Example Scenario: The Morning Report

Goal: Your system generates a transaction report every night named with the current date (e.g., daily-logs/2023-10-27_transactions.csv). You need a workflow that wakes up at 8:00 AM, finds this specific file, and emails it to the Finance team.

Steps to Implement:

  1. Trigger: Scheduled Flow (Runs daily at 8:00 AM).
  2. Action: Format Date.
    • Convert the current date (Now) into the format yyyy-MM-dd to match your filename structure.
  3. Action: Find Object (Google Cloud Storage).
    • Bucket: finance-system-logs.
    • Object Name: daily-logs/ + [Formatted Date Token] + _transactions.csv.
    • Result: This dynamically constructs the path for today’s file.
  4. Action: If Condition.
    • Check if Size (from Find Object) is Greater Than 0 (ensuring the file isn’t empty).
  5. Action (True Branch): Send Email.
    • To: finance@company.com.
    • Subject: “Daily Transaction Report”.
    • Attachments: Map the File Contents token from the Find Object action.

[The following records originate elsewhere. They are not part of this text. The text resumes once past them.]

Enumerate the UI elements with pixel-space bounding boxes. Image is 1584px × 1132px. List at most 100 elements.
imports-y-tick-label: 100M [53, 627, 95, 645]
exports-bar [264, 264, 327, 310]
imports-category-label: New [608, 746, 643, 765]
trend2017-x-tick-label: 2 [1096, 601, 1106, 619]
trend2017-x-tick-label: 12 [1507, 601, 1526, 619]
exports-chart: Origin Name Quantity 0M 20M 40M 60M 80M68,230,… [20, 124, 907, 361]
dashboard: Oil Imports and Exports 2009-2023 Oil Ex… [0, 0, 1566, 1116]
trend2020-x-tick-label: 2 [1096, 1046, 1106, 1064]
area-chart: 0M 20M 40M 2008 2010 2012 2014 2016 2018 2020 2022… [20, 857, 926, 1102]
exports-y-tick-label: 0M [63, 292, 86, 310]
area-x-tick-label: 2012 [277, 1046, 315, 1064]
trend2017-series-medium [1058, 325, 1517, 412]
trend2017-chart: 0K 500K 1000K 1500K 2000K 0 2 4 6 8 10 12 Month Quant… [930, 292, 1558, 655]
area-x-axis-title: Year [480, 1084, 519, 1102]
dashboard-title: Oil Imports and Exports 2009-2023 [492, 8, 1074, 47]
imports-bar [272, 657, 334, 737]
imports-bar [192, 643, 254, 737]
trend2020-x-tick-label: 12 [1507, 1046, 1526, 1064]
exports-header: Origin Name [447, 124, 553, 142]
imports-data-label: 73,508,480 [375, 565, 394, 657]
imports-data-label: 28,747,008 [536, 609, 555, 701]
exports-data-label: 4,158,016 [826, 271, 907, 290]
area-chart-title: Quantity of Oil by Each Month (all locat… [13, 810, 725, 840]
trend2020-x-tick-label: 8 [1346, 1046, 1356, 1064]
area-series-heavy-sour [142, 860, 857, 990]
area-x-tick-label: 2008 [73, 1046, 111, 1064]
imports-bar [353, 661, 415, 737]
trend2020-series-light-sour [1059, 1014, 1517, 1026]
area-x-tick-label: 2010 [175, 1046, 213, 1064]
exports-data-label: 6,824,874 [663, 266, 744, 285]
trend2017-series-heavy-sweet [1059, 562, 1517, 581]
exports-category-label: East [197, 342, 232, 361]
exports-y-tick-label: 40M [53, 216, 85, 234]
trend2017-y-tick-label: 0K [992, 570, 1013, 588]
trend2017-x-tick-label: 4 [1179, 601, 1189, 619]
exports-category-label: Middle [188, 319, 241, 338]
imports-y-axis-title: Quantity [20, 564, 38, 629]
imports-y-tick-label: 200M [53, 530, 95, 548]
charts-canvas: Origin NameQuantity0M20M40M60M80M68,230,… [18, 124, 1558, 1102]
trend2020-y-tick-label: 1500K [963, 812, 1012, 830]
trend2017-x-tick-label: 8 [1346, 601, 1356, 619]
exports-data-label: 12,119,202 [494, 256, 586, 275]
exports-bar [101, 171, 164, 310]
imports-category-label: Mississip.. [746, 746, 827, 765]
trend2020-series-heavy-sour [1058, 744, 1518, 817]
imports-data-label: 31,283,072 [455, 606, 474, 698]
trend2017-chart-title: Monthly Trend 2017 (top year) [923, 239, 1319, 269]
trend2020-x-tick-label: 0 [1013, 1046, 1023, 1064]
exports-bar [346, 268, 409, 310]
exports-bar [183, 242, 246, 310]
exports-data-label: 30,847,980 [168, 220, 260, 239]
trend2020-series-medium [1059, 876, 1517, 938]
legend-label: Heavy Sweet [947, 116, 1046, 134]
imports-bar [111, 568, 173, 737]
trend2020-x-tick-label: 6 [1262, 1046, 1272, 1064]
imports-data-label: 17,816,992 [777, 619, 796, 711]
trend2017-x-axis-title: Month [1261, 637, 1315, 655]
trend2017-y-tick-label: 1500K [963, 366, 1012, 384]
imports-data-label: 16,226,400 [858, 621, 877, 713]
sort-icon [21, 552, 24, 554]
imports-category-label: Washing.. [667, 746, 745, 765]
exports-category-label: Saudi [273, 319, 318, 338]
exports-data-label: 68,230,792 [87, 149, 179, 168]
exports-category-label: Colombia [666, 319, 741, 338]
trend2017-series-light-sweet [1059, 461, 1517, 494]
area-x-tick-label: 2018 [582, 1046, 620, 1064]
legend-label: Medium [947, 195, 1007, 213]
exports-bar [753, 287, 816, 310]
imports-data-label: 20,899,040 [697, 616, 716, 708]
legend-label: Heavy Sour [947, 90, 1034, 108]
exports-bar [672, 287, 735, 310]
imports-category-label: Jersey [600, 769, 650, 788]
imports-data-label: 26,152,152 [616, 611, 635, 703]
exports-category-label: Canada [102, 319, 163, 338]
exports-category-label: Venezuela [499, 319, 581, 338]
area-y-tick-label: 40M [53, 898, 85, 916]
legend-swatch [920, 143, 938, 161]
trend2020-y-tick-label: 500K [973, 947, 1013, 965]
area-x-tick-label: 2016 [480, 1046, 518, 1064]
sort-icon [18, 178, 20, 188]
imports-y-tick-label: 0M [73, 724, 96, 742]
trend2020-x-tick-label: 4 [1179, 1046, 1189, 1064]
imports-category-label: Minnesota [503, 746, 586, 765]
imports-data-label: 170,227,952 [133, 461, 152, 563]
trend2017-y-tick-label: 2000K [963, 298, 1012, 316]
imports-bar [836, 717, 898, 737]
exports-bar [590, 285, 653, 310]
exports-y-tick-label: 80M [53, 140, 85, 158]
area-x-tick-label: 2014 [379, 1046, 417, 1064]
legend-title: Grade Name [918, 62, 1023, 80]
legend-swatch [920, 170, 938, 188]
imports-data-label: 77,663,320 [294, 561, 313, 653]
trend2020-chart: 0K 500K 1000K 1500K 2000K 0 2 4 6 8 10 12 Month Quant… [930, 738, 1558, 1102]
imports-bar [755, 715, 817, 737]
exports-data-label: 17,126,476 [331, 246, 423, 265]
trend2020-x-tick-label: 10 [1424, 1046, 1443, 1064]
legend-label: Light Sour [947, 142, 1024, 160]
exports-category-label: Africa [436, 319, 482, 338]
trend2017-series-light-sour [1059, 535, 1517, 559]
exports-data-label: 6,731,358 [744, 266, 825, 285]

Outcome: The workflow automatically calculates the correct filename for the day, retrieves the document, verifies it has data, and delivers it to the team without manual intervention.


Best Practices

  1. Handle Missing Files (404 Errors): If the file path you construct does not exist, this action will Fail and stop the flow.

    Tip: Handle Missing Files (Gracefully):

    If the file might not exist (e.g., on weekends), you don’t want the entire flow to crash.

    • Open the action’s settings, go to the Error Handling tab, and set the On Error behavior to Continue flow run.
    • Immediately after this action, add an If Condition to check if the action failed (e.g., check if it is faulted).
    • In the “True” branch (Error exists), you can send an email saying “No report found today.” In the “False” branch (Success), you proceed with processing the file.
  2. Check File Size: Before mapping File Contents to an email action, check the Size output. Most email providers block attachments larger than 25MB. If the file is too large, send the Media Link instead.
  3. Use Full Paths: Remember that Google Cloud Storage doesn’t have “real” folders—it just has long filenames with slashes. You must provide the full string (e.g., folder/subfolder/file.txt), not just file.txt.